Sergi López débute sur les planches, d’abord en Catalogne, puis à l’école Jacques Lecoq à Paris, où il se forme aux arts du mime, du mouvement, du clown et du théâtre corporel. Cette base influence profondément son jeu : expressif, intuitif, organique, souvent très physique sans être démonstratif. Il commence par jouer en catalan, puis en espagnol, en français, et même en anglais, sans jamais perdre son accent ni sa singularité, qu’il assume pleinement.

Son style n’est pas celui de la composition transformiste, mais du vécu incarné, presque instinctif. Il ne "joue pas un rôle", il l’habite, le traverse, le rend crédible même dans les situations les plus extrêmes.

L’émergence dans le cinéma français

C’est en France que sa carrière cinématographique décolle. Révélé dans les années 1990 par des films comme Western de Manuel Poirier — qui lui vaut le prix d’interprétation à Cannes en 1997 — il s’impose comme un acteur à la fois rugueux et attendrissant, capable de donner au moindre dialogue un parfum de sincérité brute. Il devient rapidement une figure du cinéma d’auteur français, où il enchaîne les rôles d’hommes ordinaires, de pères dépassés, de marginaux attachants ou de compagnons instables.

Il tourne avec des cinéastes comme François Ozon, Cedric Klapisch, Agnès Jaoui, et accepte avec la même générosité les grands rôles et les apparitions plus discrètes, toujours porté par l’envie de défendre des personnages profondément humains.

La noirceur incarnée avec une douceur troublante

Si Sergi López peut être drôle, tendre, ou désarmant de simplicité, il est aussi capable d’incarner le mal avec une intensité glaçante. Dans Le Labyrinthe de Pan (2006), de Guillermo del Toro, il incarne le capitaine Vidal, un officier franquiste d’une violence impitoyable. Ce rôle marque un tournant international : sa cruauté méthodique, dépourvue d’exagération, le rend terrifiant. Il ne cabotine jamais : il installe la menace dans la banalité, dans le silence, dans le geste apparemment anodin.

Ce contraste entre son humanité palpable et la noirceur de ses personnages devient l’une de ses signatures les plus troublantes.
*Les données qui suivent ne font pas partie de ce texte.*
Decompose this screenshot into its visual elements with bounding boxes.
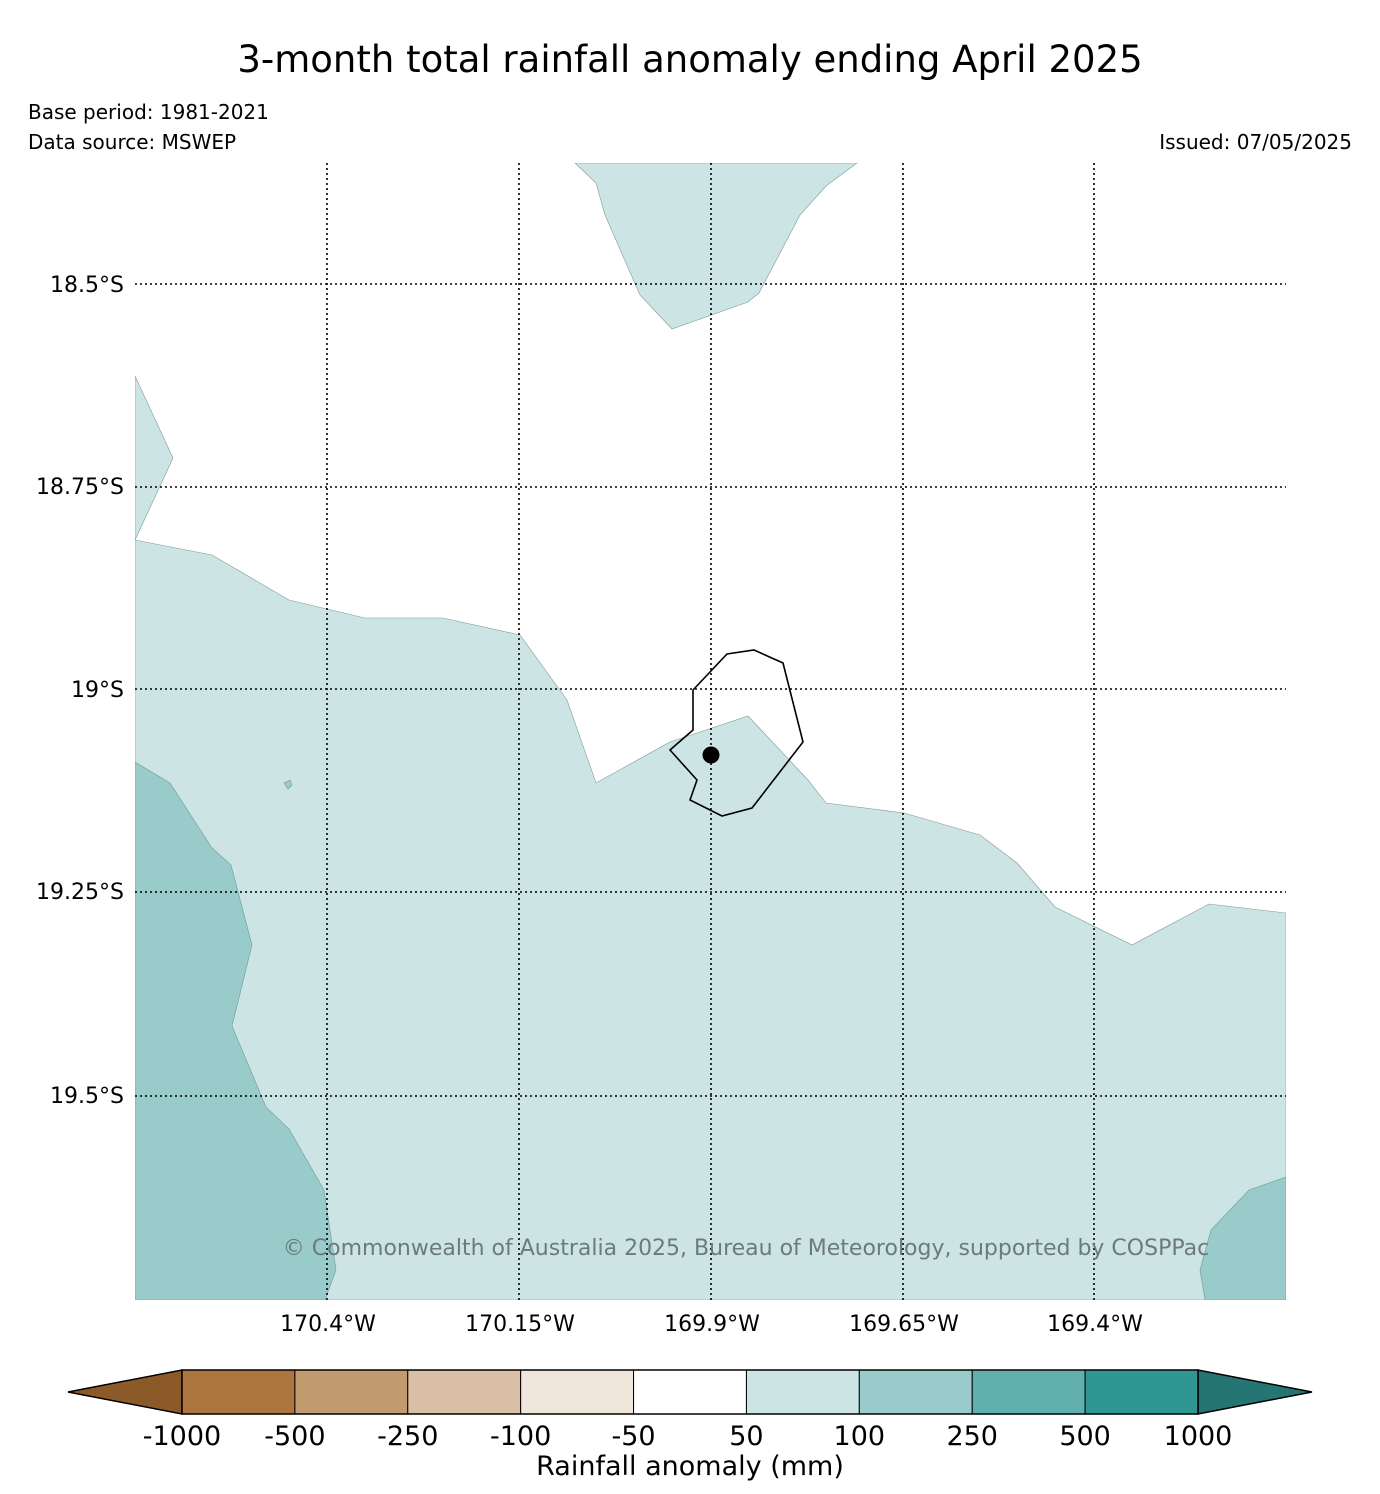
lat-label: 18.5°S <box>50 273 124 298</box>
island-outline <box>668 649 804 817</box>
anomaly-speck <box>283 779 293 790</box>
lat-label: 19°S <box>71 678 124 703</box>
colorbar-tick-label: 500 <box>1059 1421 1111 1452</box>
colorbar-segment <box>745 1369 860 1415</box>
data-source: Data source: MSWEP <box>28 130 237 154</box>
colorbar-tick-label: 100 <box>834 1421 886 1452</box>
lat-label: 18.75°S <box>36 475 124 500</box>
colorbar-tick-label: 1000 <box>1164 1421 1233 1452</box>
colorbar-tick-label: -500 <box>264 1421 325 1452</box>
lon-label: 169.9°W <box>664 1312 760 1337</box>
lon-labels: 170.4°W 170.15°W 169.9°W 169.65°W 169.4°… <box>280 1312 1143 1337</box>
map-area: © Commonwealth of Australia 2025, Bureau… <box>135 163 1286 1300</box>
colorbar-segment <box>971 1369 1086 1415</box>
anomaly-region-50-100-north <box>574 163 858 330</box>
lon-label: 169.65°W <box>849 1312 959 1337</box>
issued-date: Issued: 07/05/2025 <box>1159 130 1352 154</box>
colorbar-segment <box>1084 1369 1199 1415</box>
base-period: Base period: 1981-2021 <box>28 100 269 124</box>
colorbar-segment <box>407 1369 522 1415</box>
colorbar-tick-label: -250 <box>377 1421 438 1452</box>
graticule <box>135 163 1286 1300</box>
colorbar-tick-label: -50 <box>612 1421 656 1452</box>
colorbar: -1000 -500 -250 -100 -50 50 100 250 500 1000 <box>67 1369 1313 1452</box>
colorbar-segment <box>181 1369 296 1415</box>
colorbar-tick-label: 50 <box>729 1421 763 1452</box>
colorbar-tick-label: 250 <box>946 1421 998 1452</box>
copyright-text: © Commonwealth of Australia 2025, Bureau… <box>283 1236 1209 1261</box>
lat-label: 19.25°S <box>36 880 124 905</box>
anomaly-region-50-100-west <box>135 375 174 541</box>
chart-title: 3-month total rainfall anomaly ending Ap… <box>237 38 1143 81</box>
colorbar-segment <box>858 1369 973 1415</box>
lon-label: 170.4°W <box>280 1312 376 1337</box>
colorbar-segment <box>294 1369 409 1415</box>
colorbar-segment <box>633 1369 747 1415</box>
lon-label: 170.15°W <box>465 1312 575 1337</box>
lon-label: 169.4°W <box>1047 1312 1143 1337</box>
colorbar-extend-high <box>1197 1369 1313 1415</box>
colorbar-extend-low <box>67 1369 183 1415</box>
anomaly-region-100-250-west <box>135 761 337 1300</box>
anomaly-region-100-250-east <box>1199 1176 1286 1300</box>
colorbar-segment <box>520 1369 635 1415</box>
lat-labels: 18.5°S 18.75°S 19°S 19.25°S 19.5°S <box>36 273 124 1109</box>
location-marker <box>702 746 720 764</box>
colorbar-label: Rainfall anomaly (mm) <box>536 1451 844 1482</box>
colorbar-tick-label: -100 <box>490 1421 551 1452</box>
colorbar-outline <box>181 1369 1199 1415</box>
colorbar-tick-label: -1000 <box>143 1421 221 1452</box>
lat-label: 19.5°S <box>50 1084 124 1109</box>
Il ne joue pas les méchants caricaturaux, mais les hommes qui choisissent, un jour, de ne plus douter.

Un acteur libre, ancré et engagé

Sergi López a toujours privilégié une carrière hors des circuits formatés, en restant fidèle à un certain artisanat du métier. Il continue à jouer au théâtre, souvent en catalan, en parallèle du cinéma. Il défend la diversité des langues et des cultures à l’écran, sans militantisme tapageur mais avec une fidélité tranquille à ses racines. Son parcours témoigne d’un goût pour les récits hybrides, entre chronique sociale et conte philosophique, où le drame côtoie l’humour, parfois dans une même scène.

Il n’a jamais cherché à devenir une star internationale, et pourtant, il est l’un des rares acteurs européens à pouvoir passer du cinéma d’auteur à un film fantastique primé aux Oscars, avec une fluidité naturelle.

Sergi López, c’est le réalisme incarné sans artifice, le regard chaleureux même dans la brutalité, le rire qui peut virer à la menace en une seconde. Un acteur rare, qui fait confiance aux récits sincères, aux dialogues bien écrits et aux silences habités. Et surtout, à cette capacité simple mais précieuse : être vrai, même sous les masques les plus sombres.